I applaud a new commercial application bringing competition to the editor field. But does anyone else think that building exclusively for Mac is a risky strategy? I’m a diehard Apple user and hope I never have to compute in an era when Apple still isn’t producing Macs. But even I see the writing on the wall that Windows is becoming more and more developer-friendly, with VS Code and cross-platform Sublime vastly reducing the friction in moving from MacOS to Windows. Even if the new Coda was heads above the pack, I would be very reluctant to put money and learning/muscle-memory time into a new app that could easily go the way of Textmate after a couple of years.
Keep in mind that Panic has been a Mac-only shop since the early days of the platform, before OS X, back when Apple was viewed as a beleaguered company and Microsoft's dominance of computing was unquestioned.
If they stuck with Apple through all that, I can't see why they'd be worried now.
I can’t see myself doing dev work under Windows at all. Playing games or something else where the OS UI never factors into the experience at all? Sure, but for anything else there are better options.
Some Linux distro seems more likely but I have yet to encounter a DE that gets everything right (for me) right out of the box or anything close to that. A ridiculous amount of config tweaking is required to get things into a state that suits my preferences, and even then there’s tons of stupid little annoyances that I’ll never be able to fix short of forking a bunch of stuff.
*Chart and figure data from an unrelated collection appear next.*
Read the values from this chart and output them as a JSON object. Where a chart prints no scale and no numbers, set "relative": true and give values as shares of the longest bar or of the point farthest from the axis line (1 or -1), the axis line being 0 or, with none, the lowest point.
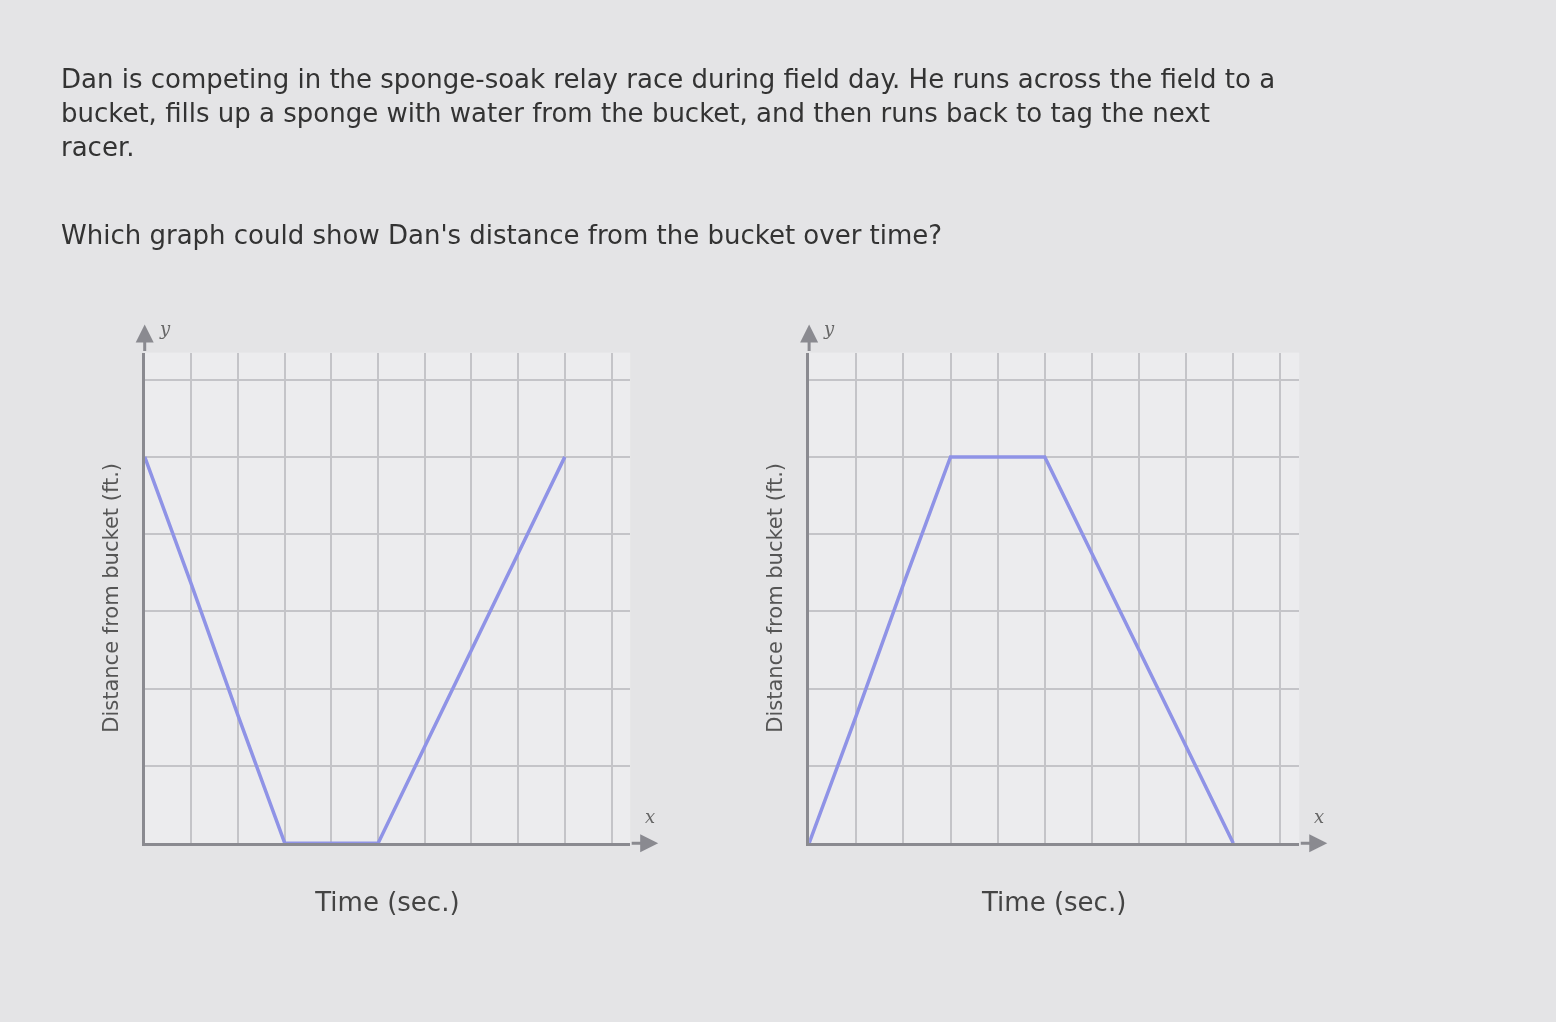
{
  "chart_data": [
    {
      "type": "line",
      "title": "Dan is competing in the sponge-soak relay race during field day. He runs across the field to a bucket, fills up a sponge with water from the bucket, and then runs back to tag the next racer.",
      "subtitle": "Which graph could show Dan's distance from the bucket over time?",
      "xlabel": "Time (sec.)",
      "ylabel": "Distance from bucket (ft.)",
      "annotations": [
        "y",
        "x"
      ],
      "categories": [
        null,
        null,
        null,
        null,
        null,
        null,
        null,
        null,
        null,
        null,
        null
      ],
      "series": [
        {
          "color": "#8f93e6",
          "values": [
            1,
            0.67,
            0.33,
            0,
            0,
            0,
            0.25,
            0.5,
            0.75,
            1,
            null
          ]
        }
      ],
      "relative": true,
      "grid": true,
      "tick_labels": false
    },
    {
      "type": "line",
      "xlabel": "Time (sec.)",
      "ylabel": "Distance from bucket (ft.)",
      "annotations": [
        "y",
        "x"
      ],
      "categories": [
        null,
        null,
        null,
        null,
        null,
        null,
        null,
        null,
        null,
        null,
        null
      ],
      "series": [
        {
          "color": "#8f93e6",
          "values": [
            0,
            0.33,
            0.67,
            1,
            1,
            1,
            0.75,
            0.5,
            0.25,
            0,
            null
          ]
        }
      ],
      "relative": true,
      "grid": true,
      "tick_labels": false
    }
  ]
}
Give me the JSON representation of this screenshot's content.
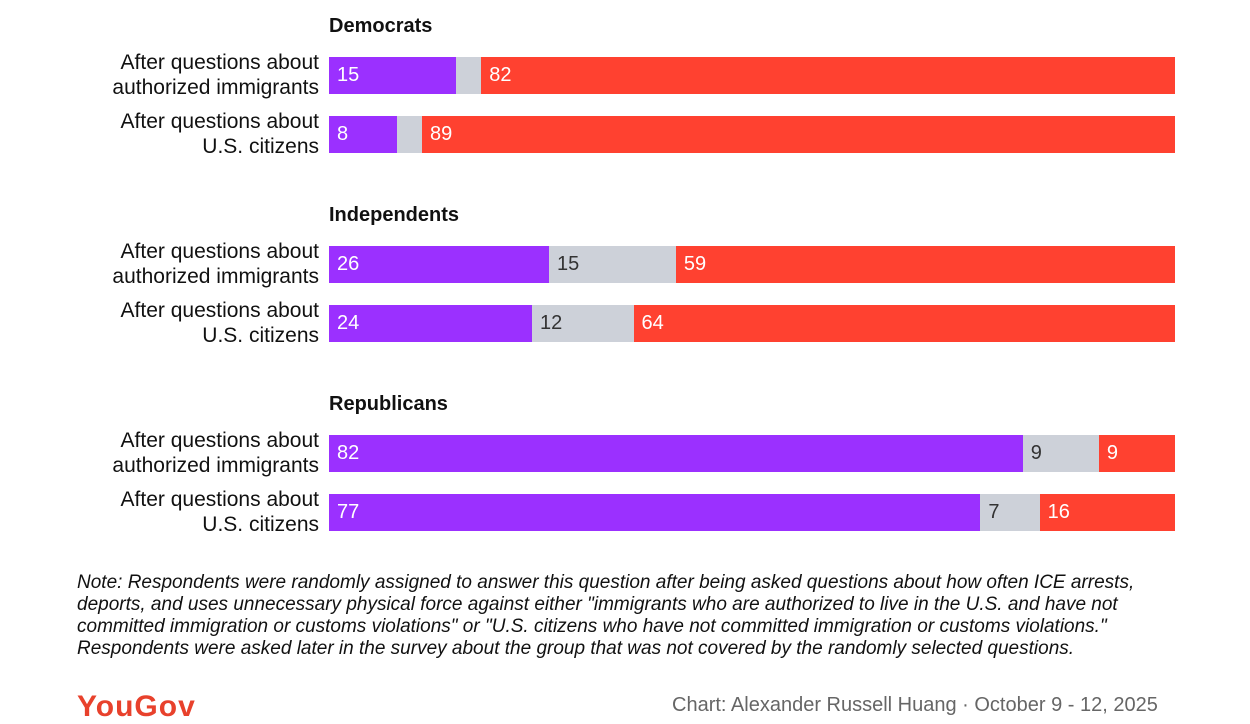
{
  "chart_data": {
    "type": "bar",
    "orientation": "horizontal-stacked-100",
    "series_colors": [
      "#9b30ff",
      "#cdd1d9",
      "#ff4130"
    ],
    "groups": [
      {
        "title": "Democrats",
        "rows": [
          {
            "label": [
              "After questions about",
              "authorized immigrants"
            ],
            "values": [
              15,
              3,
              82
            ],
            "labels": [
              "15",
              "",
              "82"
            ]
          },
          {
            "label": [
              "After questions about",
              "U.S. citizens"
            ],
            "values": [
              8,
              3,
              89
            ],
            "labels": [
              "8",
              "",
              "89"
            ]
          }
        ]
      },
      {
        "title": "Independents",
        "rows": [
          {
            "label": [
              "After questions about",
              "authorized immigrants"
            ],
            "values": [
              26,
              15,
              59
            ],
            "labels": [
              "26",
              "15",
              "59"
            ]
          },
          {
            "label": [
              "After questions about",
              "U.S. citizens"
            ],
            "values": [
              24,
              12,
              64
            ],
            "labels": [
              "24",
              "12",
              "64"
            ]
          }
        ]
      },
      {
        "title": "Republicans",
        "rows": [
          {
            "label": [
              "After questions about",
              "authorized immigrants"
            ],
            "values": [
              82,
              9,
              9
            ],
            "labels": [
              "82",
              "9",
              "9"
            ]
          },
          {
            "label": [
              "After questions about",
              "U.S. citizens"
            ],
            "values": [
              77,
              7,
              16
            ],
            "labels": [
              "77",
              "7",
              "16"
            ]
          }
        ]
      }
    ]
  },
  "note": "Note: Respondents were randomly assigned to answer this question after being asked questions about how often ICE arrests, deports, and uses unnecessary physical force against either \"immigrants who are authorized to live in the U.S. and have not committed immigration or customs violations\" or \"U.S. citizens who have not committed immigration or customs violations.\" Respondents were asked later in the survey about the group that was not covered by the randomly selected questions.",
  "logo": "YouGov",
  "credit": "Chart: Alexander Russell Huang · October 9 - 12, 2025"
}
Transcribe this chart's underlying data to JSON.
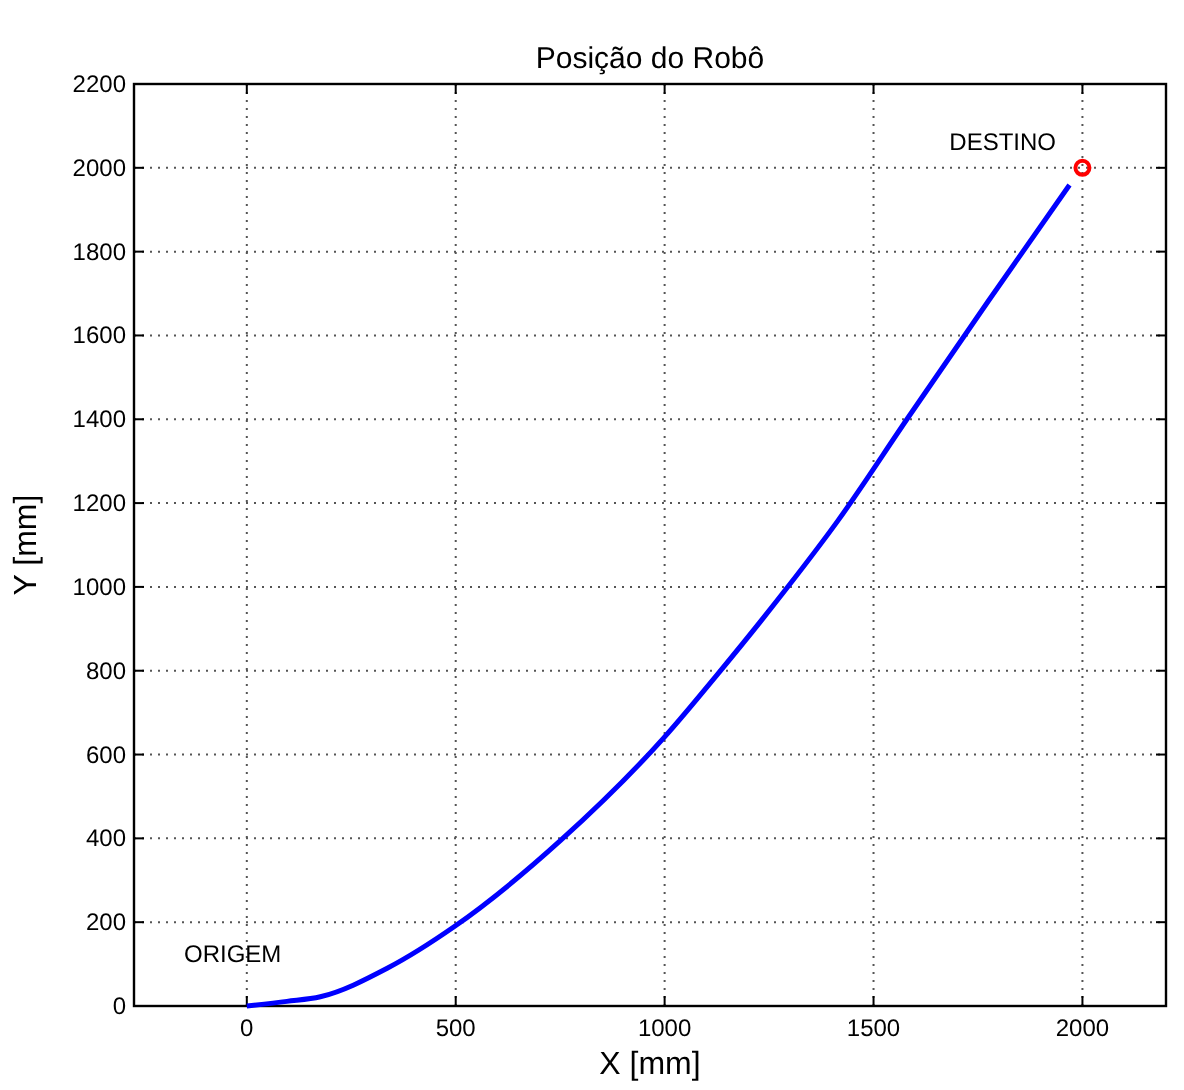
{
  "chart_data": {
    "type": "line",
    "title": "Posição do Robô",
    "xlabel": "X [mm]",
    "ylabel": "Y [mm]",
    "xlim": [
      -270,
      2200
    ],
    "ylim": [
      0,
      2200
    ],
    "xticks": [
      0,
      500,
      1000,
      1500,
      2000
    ],
    "yticks": [
      0,
      200,
      400,
      600,
      800,
      1000,
      1200,
      1400,
      1600,
      1800,
      2000,
      2200
    ],
    "grid": true,
    "annotations": [
      "ORIGEM",
      "DESTINO"
    ],
    "series": [
      {
        "color": "#0000ff",
        "line_style": "solid",
        "x": [
          0,
          96,
          176,
          336,
          496,
          751,
          999,
          1127,
          1294,
          1414,
          1582,
          1774,
          1969
        ],
        "values": [
          0,
          11,
          22,
          90,
          189,
          395,
          641,
          792,
          999,
          1157,
          1403,
          1681,
          1959
        ]
      },
      {
        "type": "scatter",
        "color": "#ff0000",
        "marker": "circle",
        "x": [
          2000
        ],
        "values": [
          2000
        ]
      }
    ]
  }
}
Walk into any coffee shop in America and you'll see every hacker inside using a Mac. One or two odd ducks will have some kind of nix ultrabook setup. Even here in SoCal you can go into a Philz and see 5 people coding on a Mac w/ VS Code and Slack open at some time or another.
So I don't think targeting macOS is by any means a bad idea. Based on the echo chamber that is HN you'd think everyone was jumping ship to Surface tablets and WSL but it's really not as common as you think.
I personally have noticed that in the UK the Mac is more of a "fashion computer" to be seen with in the oh-so-trendy coffee shop. Like a handbag.
I'd also question who those people sitting in the coffee shop on a weekday are? Are they a representative sample of professional coders, or are the professional coders actually at work - you know, at the office - rather than hanging out at the coffee shop?
I use a Linux and Mac professionally for coding, and a Windows machine personally for coding. Particularly with Linux running natively on windows now, there isn't really any difference these days apart from the OS's UX IME. Mac laptops are physically nice machines I agree (there is that fashion again!) but I personally find OSX to be a nightmare to use for real work as it seems designed to make multitasking difficult (hiding multiple windows under one icon in the dock, every app sharing the menu bar, beach-balling, touchbar and F- keys, no escape key, no native window layout/arranging/snapping etc etc). It's great if you are just doing one thing at a time, but start to need to have multiple windows/apps at once and I find it frustrating as hell to deal with, while Win10 and photon or cinnamon on Linux are just fine.
I concur. Though anecdotal I catch a buddy of mine frequently when I drop by Dunkin in a rush and he usually is on a windows laptop watching some esport or getting in some MMO time before work.
As someone who’s worked on both coasts I can definitely attest to seeing Macs dominate. When I taught at a university I always fretted about making a Windows version of my keyboard-shortcuts/install process guides until the first day and invariably just 1 out of 20 students would be on a non-Mac.
But that’s not the way it is everywhere (was just at a Chicago hack night). And Windows is not only still the dominant base, but Microsoft’s direction is more trending toward in favor of everyday developers than Apple’s.
It’s not just a matter of market viability, but having enough of a user base to create and perpetuate a good ecosystem (e.g. plugin development) around the app.